Lors d’une seconde table ronde, des représentants patronaux et syndicaux ont débattu autour de l’évolution du rôle du cadre et de ses aspirations. « La population cadre s’est étoffée, rajeunie, féminisée ; cela a des conséquences sur leurs aspirations a constaté Marie-José Kotlicki, secrétaire générale de l’Ugict-CGT : Aujourd’hui, les cadres aspirent à la reconnaissance de leurs qualifications et à une meilleure qualité de vie ».
La secrétaire générale a aussi pointé les questionnements éthiques que doit affronter le cadre, tiraillé entre ses convictions et les injonctions de sa hiérarchie. « De plus en plus de cadres et de DRH nous alertent car ils se sentent comme des exécutants, mais avec des responsabilités élargies », a souligné Mme Kotlicki.
Précarité liée au numérique
Le vice-président de la CGPME Jean-Michel Pottier a nuancé les responsabilités du cadre par rapport à la taille de l’entreprise : « un cadre sur deux travaille dans une PME, la réalité n’y est pas la même, a-t-il indiqué. Le chef d’entreprise s’entoure de collaborateurs qui lui permettent de compléter ses compétences. Il y a une opportunité entrepreneuriale très grande pour les cadres. J’ai moi-même cédé mon entreprise à une de mes salariées ».
Philippe Louis, président de la CFTC, a de son côté alerté sur les effets de mode du management façon « start-up » : absence de hiérarchie, travail en mode « projet », salarié connecté 24h/24… « Certaines entreprises ne s’y reconnaissent pas du tout, a-t-il indiqué.
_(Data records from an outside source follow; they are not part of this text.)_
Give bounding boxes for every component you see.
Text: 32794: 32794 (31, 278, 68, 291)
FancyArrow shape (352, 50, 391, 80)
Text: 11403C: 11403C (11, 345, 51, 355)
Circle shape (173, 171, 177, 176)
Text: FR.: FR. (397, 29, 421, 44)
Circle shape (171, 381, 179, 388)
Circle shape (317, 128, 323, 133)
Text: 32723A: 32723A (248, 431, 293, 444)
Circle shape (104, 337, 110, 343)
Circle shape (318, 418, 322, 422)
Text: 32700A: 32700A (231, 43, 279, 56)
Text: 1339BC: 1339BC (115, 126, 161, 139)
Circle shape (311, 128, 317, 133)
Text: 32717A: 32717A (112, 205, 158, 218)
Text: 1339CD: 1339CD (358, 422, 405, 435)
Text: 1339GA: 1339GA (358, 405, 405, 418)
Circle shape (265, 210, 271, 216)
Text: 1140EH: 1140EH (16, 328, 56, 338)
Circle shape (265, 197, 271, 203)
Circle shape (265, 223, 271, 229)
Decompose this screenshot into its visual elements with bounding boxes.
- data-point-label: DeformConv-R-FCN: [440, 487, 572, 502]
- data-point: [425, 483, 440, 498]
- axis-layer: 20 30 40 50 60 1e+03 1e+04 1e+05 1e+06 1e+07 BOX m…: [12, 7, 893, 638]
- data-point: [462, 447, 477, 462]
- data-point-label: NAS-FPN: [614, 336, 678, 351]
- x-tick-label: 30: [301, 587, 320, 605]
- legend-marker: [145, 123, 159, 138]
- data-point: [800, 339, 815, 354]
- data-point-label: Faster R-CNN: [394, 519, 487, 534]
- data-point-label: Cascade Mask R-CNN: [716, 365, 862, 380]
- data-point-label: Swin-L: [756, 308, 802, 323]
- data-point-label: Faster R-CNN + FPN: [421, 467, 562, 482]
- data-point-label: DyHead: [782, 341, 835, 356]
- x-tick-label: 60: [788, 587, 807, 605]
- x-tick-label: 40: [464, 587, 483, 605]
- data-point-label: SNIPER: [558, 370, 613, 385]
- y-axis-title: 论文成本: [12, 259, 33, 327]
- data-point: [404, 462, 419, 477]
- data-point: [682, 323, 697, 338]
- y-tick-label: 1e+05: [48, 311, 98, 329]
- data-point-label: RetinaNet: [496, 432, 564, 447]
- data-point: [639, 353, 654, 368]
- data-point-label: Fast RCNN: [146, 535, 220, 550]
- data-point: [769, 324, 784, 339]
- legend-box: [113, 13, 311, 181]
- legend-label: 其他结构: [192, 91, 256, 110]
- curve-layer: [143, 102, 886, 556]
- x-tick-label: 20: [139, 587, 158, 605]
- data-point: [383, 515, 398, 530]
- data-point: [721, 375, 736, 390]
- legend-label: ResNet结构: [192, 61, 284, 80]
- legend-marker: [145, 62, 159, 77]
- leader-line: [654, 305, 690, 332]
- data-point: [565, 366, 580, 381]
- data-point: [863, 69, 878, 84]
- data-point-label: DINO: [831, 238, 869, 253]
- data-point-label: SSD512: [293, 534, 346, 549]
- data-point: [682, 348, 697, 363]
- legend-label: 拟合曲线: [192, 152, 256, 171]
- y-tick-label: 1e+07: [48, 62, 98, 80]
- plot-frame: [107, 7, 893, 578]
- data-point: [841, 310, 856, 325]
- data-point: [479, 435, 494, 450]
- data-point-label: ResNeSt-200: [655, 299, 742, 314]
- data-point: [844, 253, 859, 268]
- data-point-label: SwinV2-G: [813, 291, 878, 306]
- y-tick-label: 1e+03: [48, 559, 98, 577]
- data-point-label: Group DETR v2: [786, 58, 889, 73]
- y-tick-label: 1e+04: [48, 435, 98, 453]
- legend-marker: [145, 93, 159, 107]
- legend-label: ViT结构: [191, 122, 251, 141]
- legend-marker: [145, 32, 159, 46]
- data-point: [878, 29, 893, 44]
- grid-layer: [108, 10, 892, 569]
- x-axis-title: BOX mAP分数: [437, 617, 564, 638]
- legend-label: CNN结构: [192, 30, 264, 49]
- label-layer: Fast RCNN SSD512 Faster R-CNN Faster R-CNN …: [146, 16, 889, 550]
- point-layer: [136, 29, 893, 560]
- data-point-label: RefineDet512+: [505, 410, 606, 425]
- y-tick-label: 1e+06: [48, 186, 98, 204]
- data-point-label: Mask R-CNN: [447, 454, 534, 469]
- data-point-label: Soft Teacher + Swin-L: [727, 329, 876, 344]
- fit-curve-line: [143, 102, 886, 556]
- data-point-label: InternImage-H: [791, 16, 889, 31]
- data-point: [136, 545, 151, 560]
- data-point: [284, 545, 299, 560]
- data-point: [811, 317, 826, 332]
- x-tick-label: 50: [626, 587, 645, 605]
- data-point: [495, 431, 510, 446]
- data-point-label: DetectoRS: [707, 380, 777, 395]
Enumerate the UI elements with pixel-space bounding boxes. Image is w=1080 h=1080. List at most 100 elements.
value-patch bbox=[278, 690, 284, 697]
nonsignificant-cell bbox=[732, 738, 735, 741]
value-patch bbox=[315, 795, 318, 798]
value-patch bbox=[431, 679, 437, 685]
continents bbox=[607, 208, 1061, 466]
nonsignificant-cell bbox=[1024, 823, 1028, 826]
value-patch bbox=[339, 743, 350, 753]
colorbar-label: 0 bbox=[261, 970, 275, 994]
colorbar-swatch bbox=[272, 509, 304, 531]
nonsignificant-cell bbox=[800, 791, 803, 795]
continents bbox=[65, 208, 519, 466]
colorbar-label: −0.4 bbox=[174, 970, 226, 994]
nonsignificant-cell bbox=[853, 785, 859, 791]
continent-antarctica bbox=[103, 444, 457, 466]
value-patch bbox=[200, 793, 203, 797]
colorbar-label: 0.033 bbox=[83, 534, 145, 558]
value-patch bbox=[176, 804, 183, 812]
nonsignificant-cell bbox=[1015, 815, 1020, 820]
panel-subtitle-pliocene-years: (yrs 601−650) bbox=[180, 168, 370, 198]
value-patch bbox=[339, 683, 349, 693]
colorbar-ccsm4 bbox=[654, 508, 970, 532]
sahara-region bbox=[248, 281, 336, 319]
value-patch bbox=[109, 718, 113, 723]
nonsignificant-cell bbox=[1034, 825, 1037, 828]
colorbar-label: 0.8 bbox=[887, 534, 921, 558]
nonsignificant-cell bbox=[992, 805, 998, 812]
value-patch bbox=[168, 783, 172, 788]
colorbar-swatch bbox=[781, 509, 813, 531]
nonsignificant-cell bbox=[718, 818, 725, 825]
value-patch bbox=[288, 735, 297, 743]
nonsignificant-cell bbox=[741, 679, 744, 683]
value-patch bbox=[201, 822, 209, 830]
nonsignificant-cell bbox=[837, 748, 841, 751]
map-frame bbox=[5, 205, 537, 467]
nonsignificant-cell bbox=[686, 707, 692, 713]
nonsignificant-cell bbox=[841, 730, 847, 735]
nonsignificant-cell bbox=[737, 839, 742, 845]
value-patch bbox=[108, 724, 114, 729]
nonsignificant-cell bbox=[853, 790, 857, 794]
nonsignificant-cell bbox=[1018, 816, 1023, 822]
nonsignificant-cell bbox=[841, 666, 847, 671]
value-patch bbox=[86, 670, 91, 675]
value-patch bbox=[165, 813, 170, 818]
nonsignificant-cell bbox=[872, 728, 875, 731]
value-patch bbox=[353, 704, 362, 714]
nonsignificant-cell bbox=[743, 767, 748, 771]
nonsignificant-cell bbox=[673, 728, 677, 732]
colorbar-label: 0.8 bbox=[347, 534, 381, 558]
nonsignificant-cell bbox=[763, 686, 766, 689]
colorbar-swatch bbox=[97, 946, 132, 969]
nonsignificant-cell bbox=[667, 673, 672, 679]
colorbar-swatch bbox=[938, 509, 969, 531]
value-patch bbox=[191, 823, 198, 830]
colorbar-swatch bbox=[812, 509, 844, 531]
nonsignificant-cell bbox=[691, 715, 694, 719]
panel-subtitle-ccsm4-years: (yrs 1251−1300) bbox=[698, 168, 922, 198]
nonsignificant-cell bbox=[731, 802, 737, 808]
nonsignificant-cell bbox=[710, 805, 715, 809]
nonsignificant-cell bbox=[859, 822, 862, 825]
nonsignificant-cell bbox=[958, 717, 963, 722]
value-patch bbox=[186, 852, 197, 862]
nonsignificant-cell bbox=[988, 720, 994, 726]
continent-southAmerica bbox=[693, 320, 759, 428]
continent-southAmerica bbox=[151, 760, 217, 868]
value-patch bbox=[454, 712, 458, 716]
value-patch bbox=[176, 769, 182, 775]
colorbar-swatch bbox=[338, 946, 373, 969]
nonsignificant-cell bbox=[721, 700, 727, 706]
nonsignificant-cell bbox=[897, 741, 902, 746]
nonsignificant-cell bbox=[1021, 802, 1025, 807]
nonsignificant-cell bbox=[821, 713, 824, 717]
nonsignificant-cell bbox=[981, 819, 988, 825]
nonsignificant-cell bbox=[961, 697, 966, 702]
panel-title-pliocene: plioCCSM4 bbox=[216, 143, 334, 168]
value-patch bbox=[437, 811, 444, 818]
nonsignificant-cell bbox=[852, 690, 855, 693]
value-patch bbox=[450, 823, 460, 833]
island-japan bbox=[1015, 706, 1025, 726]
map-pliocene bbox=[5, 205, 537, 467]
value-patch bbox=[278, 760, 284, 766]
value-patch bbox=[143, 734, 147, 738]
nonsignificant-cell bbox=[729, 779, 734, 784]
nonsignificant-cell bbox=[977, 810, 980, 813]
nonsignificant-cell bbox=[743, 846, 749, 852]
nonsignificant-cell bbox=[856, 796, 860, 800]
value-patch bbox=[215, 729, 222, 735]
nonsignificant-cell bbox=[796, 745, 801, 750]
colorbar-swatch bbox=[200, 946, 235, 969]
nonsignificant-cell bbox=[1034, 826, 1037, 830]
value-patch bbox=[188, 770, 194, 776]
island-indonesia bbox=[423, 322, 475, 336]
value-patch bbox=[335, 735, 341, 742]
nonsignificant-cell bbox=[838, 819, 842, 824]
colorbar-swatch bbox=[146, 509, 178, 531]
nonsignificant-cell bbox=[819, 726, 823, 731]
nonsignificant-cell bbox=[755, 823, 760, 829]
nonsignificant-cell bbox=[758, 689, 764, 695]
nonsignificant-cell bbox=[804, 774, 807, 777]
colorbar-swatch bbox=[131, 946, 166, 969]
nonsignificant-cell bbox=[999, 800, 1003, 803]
Cette organisation du travail inquiète aussi beaucoup de cadres, car c’est complètement déstructurant ».
Les nouvelles formes d’organisation du travail ont d’ailleurs été au centre des débats. « Le mouvement syndical ne s’est pas assez intéressé à cette question, a reconnu Jean-Claude Mailly, secrétaire général de la CGT-FO. Que l’organisation du travail doive évoluer, on en est tous conscients, mais il faut qu’il y ait des règles ». « Il faut arrêter de penser qu’à chaque fois qu’il y a un problème, il faut de la réglementation », a riposté le président du Medef, Pierre Gattaz, plaidant sans surprise pour plus de flexibilité.
Autre point mis en exergue par les représentants syndicaux : la précarité des emplois liée à l’économique numérique. « Ces nouvelles formes d’emplois induisent de nouveaux risques », a estimé François Hommeril, président de la CFE-CGC, en concluant : « le point essentiel pour les cadres reste l’accès à l’emploi ».